A brothel keeper who made £167,000 from her life of crime only has £822.09 to hand over to prosecutors to in a proceeds of crime action.

Boonsong Wannas,63, was ordered to hand over the sum during a hearing at the High Court in Edinburgh on Monday.

She was taken to the court by Crown lawyers who wanted to seize Wannas’s ill gotten gains.

She was one of four criminals jailed for a total of 31 years last year for human trafficking offences committed in Glasgow. The mum of two communicated with the woman in her homeland and offered her work as a masseuse and prostitute.

She arranged a visa and made travel arrangements for the human trafficking victim and took her two flats in the city where she arranged for men to have sex with her for money.

The victim was in debt to moneylenders in her homeland but was told by Wannas that she owed her pounds £5,000 for air fare and the visa arrangements.

On Monday, prosecutor Dan Byrne told judge Lord Clark that both the Crown and Wannas’s lawyers had agreed that she made £167,000 from her criminal activities.

However, only £822.09 could only be recovered from her at this point in time.

Lord Clark then ordered Wannas to hand the sum over.

At earlier proceedings, judge Douglas Brown said at the High Court in Glasgow: "You were advertising for her clients, organising their attendance and arranging the sexual activity and the price.

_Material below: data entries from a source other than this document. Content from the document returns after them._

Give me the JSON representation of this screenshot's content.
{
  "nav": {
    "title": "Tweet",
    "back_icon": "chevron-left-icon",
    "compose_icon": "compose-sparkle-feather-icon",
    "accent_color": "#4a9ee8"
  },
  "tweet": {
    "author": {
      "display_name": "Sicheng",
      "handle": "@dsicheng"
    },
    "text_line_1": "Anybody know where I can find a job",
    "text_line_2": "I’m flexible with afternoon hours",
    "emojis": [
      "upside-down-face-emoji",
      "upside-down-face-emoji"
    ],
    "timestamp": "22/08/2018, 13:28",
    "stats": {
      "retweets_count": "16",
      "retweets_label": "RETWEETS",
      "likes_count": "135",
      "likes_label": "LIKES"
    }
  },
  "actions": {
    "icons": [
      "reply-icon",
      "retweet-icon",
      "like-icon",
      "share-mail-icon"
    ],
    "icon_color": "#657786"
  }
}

"She felt she had no choice but to do as instructed as otherwise she would be unable to pay the pounds 5000 which you said she owed you and her outstanding debts in Thailand," said the sentencing judge.

Wannas admitted a human trafficking offence of recruiting, transporting and harbouring the woman between November 2019 and February 2020.

She also pleaded guilty to a further charge of keeping or managing a brothel at flats in the city's Cathcart Road, Linden Street, Anniesland and Charlotte Street, Calton between October 2019 and February 2020.

But following her sentencing her lawyers took a legal challenge to the Court of Criminal Appeal in Edinburgh claiming that the punishment imposed on her was excessive.

Her counsel Fred Mackintosh KC told the appeal judges: "In this case the victim came to Scotland in the full knowledge that the purpose of her visit was to carry out prostitution. There was no deception and no compulsion to come. She did not lie to get her here".

He said there was no suggestion of violence from Wannas or threats of violence.

But Lord Pentland, who heard the appeal with Lord Matthews, said the victim was "vulnerable to exploitation" as she required to pay off substantial debts to moneylenders in Thailand.

He said that an agreement that Wannas should take half the woman's earnings was "clearly unfair" and the victim was effectively trapped.

Lord Pentland said, in refusing the appeal, that exploitation of fellow human beings in the way carried out by Wannas was "degrading and deplorable”

Prosecutors can return to court if they find any more of Wannas’s assets and ask for an order to confiscate them.